だが、両親には生まれたときからずっと悩みがあった。
息子と目が合うと、《《彼の未来が見える》》のだ。未来予知、ほかの人の未来が見える、という超能力者の類の胡散臭い話はテレビや雑誌で知っていたが、息子のようなケース、さらに不可思議な話は一切耳にしたことがなかった。
立派で特別な人間に、という両親の大きな期待とは裏腹に、彼の未来は、普通に成長し、結婚し、死ぬというありきたりなものだった。
両親がどんな英才教育を与えても、どんな人に会わせても、その未来は変わらない。
しかも、両親だけでなく誰でも息子に会うと、彼の凡庸な未来が見えた。
そして、彼に会う人々は、両親も含めみんな陰で口にした。
「なんてつまらない人生なんだ」
***
息子は成長し少年になったが、そのころには、彼の行く末について、誰も何も言わなくなった。
両親でさえ、息子の将来に期待もせず、気に掛けなくなった。
息子はみんなが自分の未来を知っていて、しかもそれが平凡だということには、態度で気付いていた。
未来を変えてやろうと、猛勉強したり、小さな悪さをしたりしたが、どれもうまくいかない。

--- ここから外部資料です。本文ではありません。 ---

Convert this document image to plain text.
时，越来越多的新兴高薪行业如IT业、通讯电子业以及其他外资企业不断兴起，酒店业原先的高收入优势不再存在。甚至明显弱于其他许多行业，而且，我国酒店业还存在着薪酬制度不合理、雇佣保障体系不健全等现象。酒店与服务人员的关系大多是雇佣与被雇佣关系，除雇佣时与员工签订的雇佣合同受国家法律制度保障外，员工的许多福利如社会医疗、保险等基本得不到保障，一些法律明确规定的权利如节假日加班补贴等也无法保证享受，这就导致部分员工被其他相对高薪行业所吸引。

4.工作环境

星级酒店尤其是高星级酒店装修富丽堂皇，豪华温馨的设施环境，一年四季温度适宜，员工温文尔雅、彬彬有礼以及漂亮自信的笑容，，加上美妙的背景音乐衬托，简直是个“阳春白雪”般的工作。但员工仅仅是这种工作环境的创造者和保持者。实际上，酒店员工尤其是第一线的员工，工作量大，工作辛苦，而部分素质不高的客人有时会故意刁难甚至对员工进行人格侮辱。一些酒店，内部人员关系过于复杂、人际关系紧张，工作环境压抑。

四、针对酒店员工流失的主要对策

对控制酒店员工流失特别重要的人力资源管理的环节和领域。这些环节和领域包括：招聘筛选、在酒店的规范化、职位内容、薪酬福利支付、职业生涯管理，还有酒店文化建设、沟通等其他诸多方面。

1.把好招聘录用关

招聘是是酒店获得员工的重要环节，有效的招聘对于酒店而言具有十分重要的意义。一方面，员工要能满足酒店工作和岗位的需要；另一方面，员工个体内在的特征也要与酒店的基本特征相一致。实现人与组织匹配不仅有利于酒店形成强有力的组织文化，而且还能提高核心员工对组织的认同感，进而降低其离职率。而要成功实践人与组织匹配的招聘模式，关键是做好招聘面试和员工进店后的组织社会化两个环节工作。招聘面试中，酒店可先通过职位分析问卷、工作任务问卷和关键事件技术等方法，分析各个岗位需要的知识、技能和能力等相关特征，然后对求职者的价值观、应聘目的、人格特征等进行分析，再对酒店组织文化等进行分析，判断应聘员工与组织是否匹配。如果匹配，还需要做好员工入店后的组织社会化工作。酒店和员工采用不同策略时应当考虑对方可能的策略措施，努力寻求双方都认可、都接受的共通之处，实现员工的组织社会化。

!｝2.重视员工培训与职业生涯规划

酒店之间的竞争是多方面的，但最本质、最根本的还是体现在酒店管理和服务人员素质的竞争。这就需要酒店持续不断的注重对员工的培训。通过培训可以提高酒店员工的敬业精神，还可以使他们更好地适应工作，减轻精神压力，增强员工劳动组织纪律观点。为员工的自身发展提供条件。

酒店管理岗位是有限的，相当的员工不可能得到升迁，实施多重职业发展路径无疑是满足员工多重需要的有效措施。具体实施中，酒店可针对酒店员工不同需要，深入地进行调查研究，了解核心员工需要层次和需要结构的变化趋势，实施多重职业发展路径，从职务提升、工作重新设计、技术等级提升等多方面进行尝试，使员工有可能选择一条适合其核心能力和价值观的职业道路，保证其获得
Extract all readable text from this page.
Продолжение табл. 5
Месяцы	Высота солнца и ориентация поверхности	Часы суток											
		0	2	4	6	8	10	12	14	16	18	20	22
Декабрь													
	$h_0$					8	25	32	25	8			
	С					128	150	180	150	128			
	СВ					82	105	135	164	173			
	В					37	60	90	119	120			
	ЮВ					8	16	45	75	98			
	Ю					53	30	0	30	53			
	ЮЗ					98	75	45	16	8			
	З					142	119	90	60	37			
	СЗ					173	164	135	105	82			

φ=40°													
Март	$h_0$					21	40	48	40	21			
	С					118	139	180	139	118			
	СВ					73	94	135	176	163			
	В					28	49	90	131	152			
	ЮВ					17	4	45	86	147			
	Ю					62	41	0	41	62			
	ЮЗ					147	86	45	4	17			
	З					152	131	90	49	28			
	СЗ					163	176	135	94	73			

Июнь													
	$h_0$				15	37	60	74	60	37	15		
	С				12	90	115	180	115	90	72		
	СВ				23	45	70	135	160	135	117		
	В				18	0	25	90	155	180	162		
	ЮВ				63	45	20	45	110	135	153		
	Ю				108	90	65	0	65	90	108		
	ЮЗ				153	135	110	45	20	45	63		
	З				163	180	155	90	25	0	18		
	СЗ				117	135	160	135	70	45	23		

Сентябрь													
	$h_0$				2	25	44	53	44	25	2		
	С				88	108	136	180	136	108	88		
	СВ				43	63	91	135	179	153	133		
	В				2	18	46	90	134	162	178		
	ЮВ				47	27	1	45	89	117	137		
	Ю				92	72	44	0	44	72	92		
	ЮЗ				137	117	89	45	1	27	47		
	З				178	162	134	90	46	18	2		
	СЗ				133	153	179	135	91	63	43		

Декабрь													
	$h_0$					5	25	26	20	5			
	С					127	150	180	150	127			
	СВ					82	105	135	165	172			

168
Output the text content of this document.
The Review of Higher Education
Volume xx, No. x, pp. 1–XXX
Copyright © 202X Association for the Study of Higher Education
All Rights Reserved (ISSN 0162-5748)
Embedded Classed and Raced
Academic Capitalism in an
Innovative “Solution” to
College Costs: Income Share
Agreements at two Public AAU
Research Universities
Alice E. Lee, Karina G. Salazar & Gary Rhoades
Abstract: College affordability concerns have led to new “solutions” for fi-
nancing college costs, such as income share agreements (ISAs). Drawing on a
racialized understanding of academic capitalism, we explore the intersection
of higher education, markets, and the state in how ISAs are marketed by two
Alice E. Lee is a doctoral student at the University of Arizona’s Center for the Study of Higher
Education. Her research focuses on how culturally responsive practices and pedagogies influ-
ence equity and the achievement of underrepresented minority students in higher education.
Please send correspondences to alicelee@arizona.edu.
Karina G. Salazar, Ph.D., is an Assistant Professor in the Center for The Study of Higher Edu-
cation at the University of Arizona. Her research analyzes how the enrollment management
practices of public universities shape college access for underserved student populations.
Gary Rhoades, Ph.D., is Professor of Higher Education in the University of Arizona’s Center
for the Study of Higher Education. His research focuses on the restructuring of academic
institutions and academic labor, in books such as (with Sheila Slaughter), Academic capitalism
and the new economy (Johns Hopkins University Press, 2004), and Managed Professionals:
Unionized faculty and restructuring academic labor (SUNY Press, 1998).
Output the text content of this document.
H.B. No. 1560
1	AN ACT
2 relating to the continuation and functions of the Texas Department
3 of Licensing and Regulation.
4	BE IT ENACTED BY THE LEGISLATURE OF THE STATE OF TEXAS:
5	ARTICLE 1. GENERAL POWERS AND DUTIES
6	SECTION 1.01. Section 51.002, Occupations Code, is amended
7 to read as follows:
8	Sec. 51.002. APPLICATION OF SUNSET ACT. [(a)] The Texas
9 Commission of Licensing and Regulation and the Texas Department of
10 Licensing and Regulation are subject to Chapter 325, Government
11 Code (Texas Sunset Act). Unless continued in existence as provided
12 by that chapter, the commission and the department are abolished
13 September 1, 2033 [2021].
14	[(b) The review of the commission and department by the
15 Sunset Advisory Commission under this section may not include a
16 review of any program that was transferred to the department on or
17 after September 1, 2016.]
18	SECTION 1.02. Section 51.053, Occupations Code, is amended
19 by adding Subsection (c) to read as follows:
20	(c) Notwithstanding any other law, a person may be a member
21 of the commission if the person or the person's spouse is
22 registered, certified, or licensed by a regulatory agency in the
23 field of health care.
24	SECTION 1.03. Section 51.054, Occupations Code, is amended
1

両親は、息子のどんな挑戦も、失敗をするたび口にした。
「こうなることは知っていた」
やがて、息子は未来を変えようとすることは諦めた。
それでも、数奇な人間はいるものだ。大学に入学すると、女の子と交際するようになったのだ。
「あなたが私と結婚するのね」女の子は最初に会ったときに、目を見開いてこう告げた。
息子が大学を卒業して働き始めると、やっぱりその女の子と結婚した。二人の子どもにも恵まれた。
喜ばしいことに二人とも自分と同じように未来は見えなかった。
仕事も順調で、家庭も円満であり、昔はなかった自信が段々と息子にも湧いてきた。
***
大学を卒業して働き出してからは、両親と疎遠になっていたが、長子が小学校に入学するのを機に実家へ会いに行った。
だが、その頃には、両親の仲は悪くなっていた。父親は会社でよくない部署に配属され、母親は浮気をして、父親にもばれていた。二人は同じ家に住んでいても、会話をしなくなっていた。
母親は息子に会うと、その眼をじっと見て泣き出してしまった。
「なんて幸せな人生なの」
確かに年を経るにつれて、周りの眼は変わっていた。
小さい頃は、憐れんでばかりだった視線や表情が、段々羨望や悲しさを帯びるようになってきたのだ。
実家の庭先で、妻に母親の話を説明すると、鼻で笑われた。
「こうなることは知っていたわよ」
息子はそのまま平凡な人生を過ごした。